Dir. Simon Lamb and Andrew Illsley

***

Pass the Salt: A Play Peppered With Humour does very well in delivering the humour promised in the title.

The action of this ‘ensemble farce’, written by Simon Lamb, who also stars and co-directs, takes place in an Italian restaurant over a single evening. Two hapless waiters hide an unnamed white powder in a salt shaker, fearing the arrival of a drug baron. Various other characters — a restaurant critic, a theatre critic, an elderly couple — add flavour to the chaos that ensues in this classic farce when the saltshaker containing the ‘drugs’ is misplaced.

The production is wonderfully camp from the outset (referencing One Direction and Disney’s Beauty and the Beast) and Lamb, his co-director Illsley (who also stars), and producer Neil Christy create a delightful warmth in the chaos that might easily have become irritating, especially in such a large venue.

A clever use of minimalist stage dressing allows the many fine performances to make a strong impact. Helena Jacques-Morton as Tina the Cleaner, whose ever-present headphones ensure she remains comically oblivious to the farce around her, was a clever touch. Particularly impressive were Lamb and Annabella Fraser, who play the elderly couple with striking accuracy. In addition Philip Cleary, as the camp Scottish waiter Fletcher, acts with a pantomime-dame demeanour and his conspiratorial nods to the audience à la Oliver Hardy are very well received. Though the pairing of Harshad Sambamurthy and Ali Duncan-Young as the feared critics is good, the show is almost stolen from under their noses by Alistair Cobbold, who, as failed actor Teddy Cotton, is endearingly hilarious throughout.

Though this was a production in which the physical comedy was largely excellent, a few performances were a little less than convincing. Tara Rose Cassano, playing Cotton’s writer, has a firm grasp of comic timing but teeters on the edge of melodrama on more than one occasion. And while Joseph Hartropp’s restaurant owner is full of energy (and sports an impressive beard), he comes over as French rather than the intended Italian. Perhaps his repeated references to the Disney waiter Lumière momentarily confused him.
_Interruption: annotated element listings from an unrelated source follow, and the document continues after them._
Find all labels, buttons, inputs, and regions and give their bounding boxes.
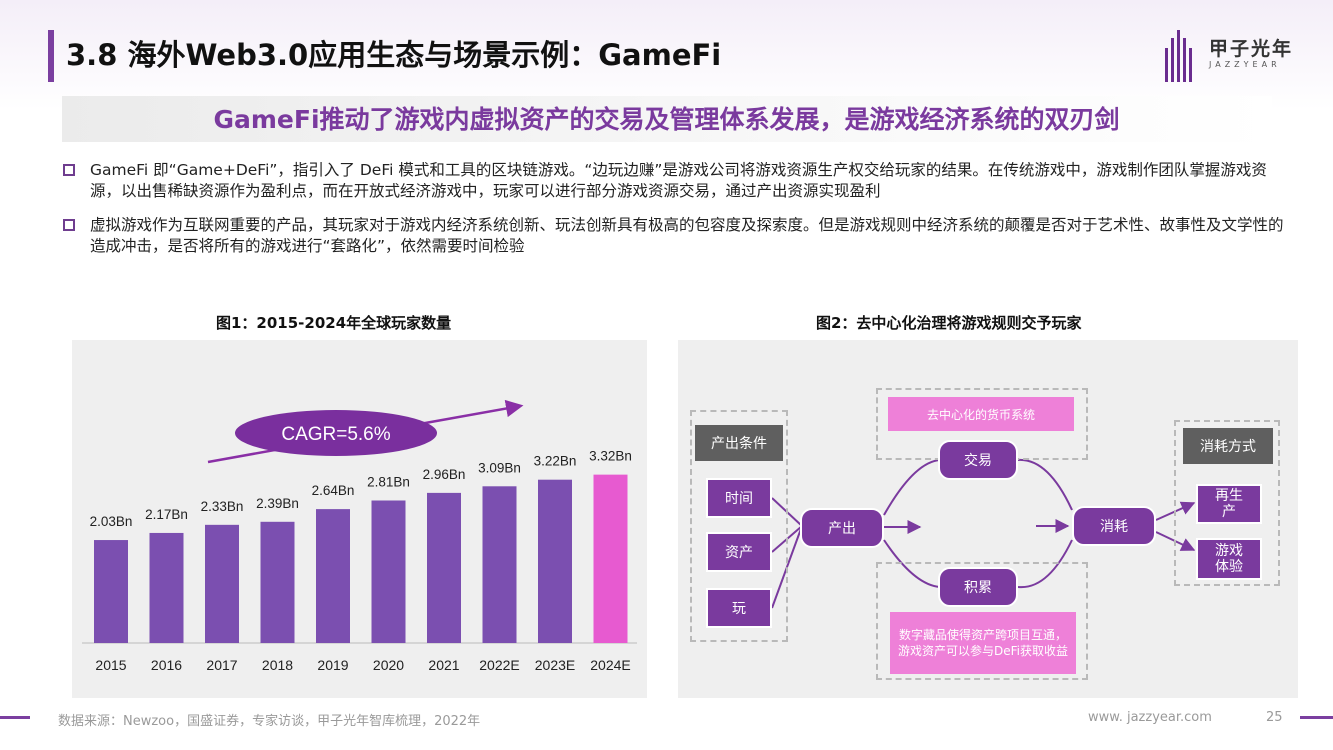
connector-accum-consume [1017, 539, 1073, 589]
tick-label-2018: 2018 [262, 657, 293, 673]
figure2-title: 图2：去中心化治理将游戏规则交予玩家 [816, 314, 1082, 332]
bar-2021 [427, 492, 461, 643]
bullet-item: GameFi 即“Game+DeFi”，指引入了 DeFi 模式和工具的区块链游… [60, 160, 1290, 201]
footer-source: 数据来源：Newzoo，国盛证券，专家访谈，甲子光年智库梳理，2022年 [58, 714, 481, 729]
jazzyear-logo: 甲子光年 JAZZYEAR [1165, 30, 1295, 86]
currency-system-box: 去中心化的货币系统 [888, 397, 1074, 431]
accumulate-node: 积累 [938, 567, 1018, 607]
subtitle-band [62, 96, 1272, 142]
title-accent-bar [48, 30, 54, 82]
bar-2018 [260, 521, 295, 643]
subtitle: GameFi推动了游戏内虚拟资产的交易及管理体系发展，是游戏经济系统的双刃剑 [213, 105, 1120, 134]
bottom-frame [876, 562, 1088, 680]
footer-accent-left [0, 716, 30, 719]
tick-label-2019: 2019 [317, 657, 348, 673]
consume-node: 消耗 [1072, 506, 1156, 546]
bar-2017 [205, 524, 239, 643]
input-asset-node: 资产 [706, 532, 772, 572]
footer-url: www. jazzyear.com [1088, 710, 1212, 725]
data-label-2016: 2.17Bn [145, 507, 188, 522]
page-number: 25 [1266, 710, 1283, 725]
input-time-node: 时间 [706, 478, 772, 518]
output-regen-node: 再生产 [1196, 484, 1262, 524]
output-group-frame [1174, 420, 1280, 586]
bar-chart: CAGR=5.6% 2.03Bn 2015 2.17Bn 2016 2.33Bn 2017 2… [82, 399, 637, 673]
footer-accent-right [1300, 716, 1333, 719]
page-title: 3.8 海外Web3.0应用生态与场景示例：GameFi [66, 38, 722, 72]
bar-2020 [371, 500, 406, 643]
logo-text-cn: 甲子光年 [1209, 38, 1294, 60]
tick-label-2020: 2020 [373, 657, 404, 673]
bar-2015 [94, 540, 128, 643]
bar-2024E [593, 474, 628, 643]
bar-2022E [482, 486, 517, 643]
tick-label-2017: 2017 [206, 657, 237, 673]
cagr-label: CAGR=5.6% [281, 424, 390, 445]
digital-collectibles-box: 数字藏品使得资产跨项目互通，游戏资产可以参与DeFi获取收益 [890, 612, 1076, 674]
connector-produce-accum [883, 539, 941, 588]
tick-label-2022E: 2022E [479, 657, 519, 673]
logo-text-en: JAZZYEAR [1209, 60, 1281, 69]
output-game-node: 游戏体验 [1196, 538, 1262, 580]
input-header: 产出条件 [695, 425, 783, 461]
square-bullet-icon [63, 164, 75, 176]
bullet-text: GameFi 即“Game+DeFi”，指引入了 DeFi 模式和工具的区块链游… [90, 161, 1267, 200]
output-header: 消耗方式 [1183, 428, 1273, 464]
input-play-node: 玩 [706, 588, 772, 628]
bullet-text: 虚拟游戏作为互联网重要的产品，其玩家对于游戏内经济系统创新、玩法创新具有极高的包… [90, 216, 1284, 255]
data-label-2020: 2.81Bn [367, 474, 410, 489]
connector-produce-trade [883, 459, 941, 516]
bullet-item: 虚拟游戏作为互联网重要的产品，其玩家对于游戏内经济系统创新、玩法创新具有极高的包… [60, 215, 1290, 256]
figure1-title: 图1：2015-2024年全球玩家数量 [216, 314, 452, 332]
tick-label-2016: 2016 [151, 657, 182, 673]
produce-node: 产出 [800, 508, 884, 548]
tick-label-2024E: 2024E [590, 657, 630, 673]
chart-panel: CAGR=5.6% 2.03Bn 2015 2.17Bn 2016 2.33Bn 2017 2… [72, 340, 647, 698]
data-label-2015: 2.03Bn [90, 514, 133, 529]
data-label-2021: 2.96Bn [423, 467, 466, 482]
trade-node: 交易 [938, 440, 1018, 480]
logo-bars-icon [1165, 30, 1197, 82]
data-label-2018: 2.39Bn [256, 496, 299, 511]
data-label-2022E: 3.09Bn [478, 460, 521, 475]
tick-label-2015: 2015 [95, 657, 126, 673]
bullet-list: GameFi 即“Game+DeFi”，指引入了 DeFi 模式和工具的区块链游… [60, 160, 1290, 270]
diagram-panel: 产出条件 时间 资产 玩 产出 去中心化的货币系统 交易 积累 数字藏品使得资产… [678, 340, 1298, 698]
square-bullet-icon [63, 219, 75, 231]
data-label-2017: 2.33Bn [201, 499, 244, 514]
bar-2016 [149, 532, 184, 643]
cagr-ellipse [235, 410, 437, 456]
bar-2023E [538, 479, 572, 643]
header-background [0, 0, 1333, 110]
bar-2019 [316, 509, 350, 643]
connector-trade-consume [1017, 458, 1073, 511]
data-label-2019: 2.64Bn [312, 483, 355, 498]
data-label-2023E: 3.22Bn [534, 454, 577, 469]
tick-label-2023E: 2023E [535, 657, 575, 673]
tick-label-2021: 2021 [428, 657, 459, 673]
data-label-2024E: 3.32Bn [589, 449, 632, 464]
input-group-frame [690, 410, 788, 642]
One major flaw in the production lies in the inclusion of a ‘baddie’, Mr Mountlaveski, played by Illsley, whose role seems entirely superfluous. The reactions of Cleary and David Portmore, as fellow waiter Dimitri, would have been just as entertaining had they been reactions to an unseen character offstage. While one can hardly fault Illsley’s work as director, his huffing and puffing onstage is distracting.

I felt slightly uncomfortable being a reviewer of a play in which the critic is the equivalent of Gaston, Maleficent or the Wicked Witch of the West. Lamb, Illsley, Christy and the cast seemed to have girded their loins for a roasting. They should relax. Pass the Salt is a delightfully colourful and chaotic farce that made for an enjoyable way to spend my evening.